X10RT API Specification

Introduction

X10RT is a C library (implemented in C++) that a compiled X10 program uses to communicate between places. It can also be used by other languages or applications, if they have sufficiently similar semantics. It also should be possible for third parties to reimplement certain X10RT components on top of new networking layers and HPC systems. This allows the running of X10 programs in those environments. The API documentation discusses what the X10 process needs from this layer in terms of semantics and performance.

Technical Goals

define a minimal set of network operations fundamentally needed by X10

represent only the communication elements of the X10 implementation

abstract from details of the X10 object model, serialisation, remote references, etc.

allow highly scaled X10 configurations (e.g. 250000 places)

avoid forcing implementations to introduce latency/bandwidth overhead

allow implementations to use hardware accelerated memory copies (where appropriate)

Configuration and Launch

The X10RT implementation defines the application launch process, e.g., requiring the use of mpirun. The configuration of the system (i.e. number of places) should be controlled by the end-user of the X10 program. Determining the identity of a particular X10 process in the execution is the responsibility of the X10RT implementation. When executing X10 processes, the standard C entry point (int main) should be invoked as normal. The application should then explicitly initialize and finalize X10RT like any other library.

Places

An X10 program runs on more than one place. These places consist firstly of hosts (e.g. x86 / PPC machines, or some mixture of the above), on a network such as Ethernet, Infiniband, etc. However there are also accelerator places that are children of these hosts. Thus the topology of places is a 2 level tree where all the hosts are equals on the network, and under each host are optionally some accelerator cards. Currently the accelerators are CUDA-capable GPUs only. We have plans for OpenCL places and there is some incomplete code for supporting QS21 blades. Note that in the current implementation, there is no distinction between hosts and processes.

Messages

During the execution of an X10 program, messages are exchanged between places. Messages have a type/length/value format, where the type is a number in the range 0-65535. Messages are registered by the X10 program but X10RT chooses the message type values that identify messages. Messages can have arbitrary size, and two messages with the same type need not be the same size. In all cases, individual messages may be re-ordered but delivery must be guaranteed.

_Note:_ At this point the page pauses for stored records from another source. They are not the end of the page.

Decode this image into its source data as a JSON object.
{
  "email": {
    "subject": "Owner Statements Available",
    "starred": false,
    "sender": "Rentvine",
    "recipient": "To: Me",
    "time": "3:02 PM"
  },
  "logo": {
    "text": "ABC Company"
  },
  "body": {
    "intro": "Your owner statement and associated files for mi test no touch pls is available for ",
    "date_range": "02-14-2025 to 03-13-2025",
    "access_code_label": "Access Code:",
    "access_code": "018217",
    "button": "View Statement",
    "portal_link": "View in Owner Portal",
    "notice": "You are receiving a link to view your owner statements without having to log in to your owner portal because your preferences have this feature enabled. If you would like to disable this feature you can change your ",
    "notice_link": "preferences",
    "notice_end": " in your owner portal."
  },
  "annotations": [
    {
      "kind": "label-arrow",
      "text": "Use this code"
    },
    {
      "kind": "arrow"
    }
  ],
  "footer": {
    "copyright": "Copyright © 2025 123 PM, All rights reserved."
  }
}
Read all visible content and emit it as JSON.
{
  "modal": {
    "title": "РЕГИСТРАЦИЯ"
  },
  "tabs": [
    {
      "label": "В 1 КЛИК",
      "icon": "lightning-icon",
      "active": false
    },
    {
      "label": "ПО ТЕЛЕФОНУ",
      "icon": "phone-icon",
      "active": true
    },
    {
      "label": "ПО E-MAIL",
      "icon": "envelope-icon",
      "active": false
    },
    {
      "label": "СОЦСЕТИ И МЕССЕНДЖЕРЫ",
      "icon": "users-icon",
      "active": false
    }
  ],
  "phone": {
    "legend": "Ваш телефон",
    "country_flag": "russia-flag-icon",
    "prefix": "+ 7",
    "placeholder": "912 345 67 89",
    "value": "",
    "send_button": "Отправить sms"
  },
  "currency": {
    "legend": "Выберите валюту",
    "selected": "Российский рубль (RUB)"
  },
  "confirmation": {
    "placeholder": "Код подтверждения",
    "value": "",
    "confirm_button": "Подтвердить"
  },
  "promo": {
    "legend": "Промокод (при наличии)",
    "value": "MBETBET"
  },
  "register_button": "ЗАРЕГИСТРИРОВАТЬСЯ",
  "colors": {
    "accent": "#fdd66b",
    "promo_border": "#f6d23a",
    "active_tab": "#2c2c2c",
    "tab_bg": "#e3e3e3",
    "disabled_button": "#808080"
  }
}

There are three types of messages: 'Plain' messages carry data that has been specially packed into a buffer (allocated by the caller), and invoke a callback on the remote side to handle the message. 'Put' messages additionally carry large amount of data that is transmitted directly from a given existing datastructure, and have callbacks on the remote side to locate a home for the data as well as to indicate that the transfer is complete. 'Get' messages cause data to be retrieved from a place directly into the given datastructure, and have a callback on the remote side to locate the source of the data and a callback on the destination to indicate that the transfer is complete. In X10, plain messages are used to implement asyncs whereas put/get messages are used to implement the copyTo/copyFrom functionality.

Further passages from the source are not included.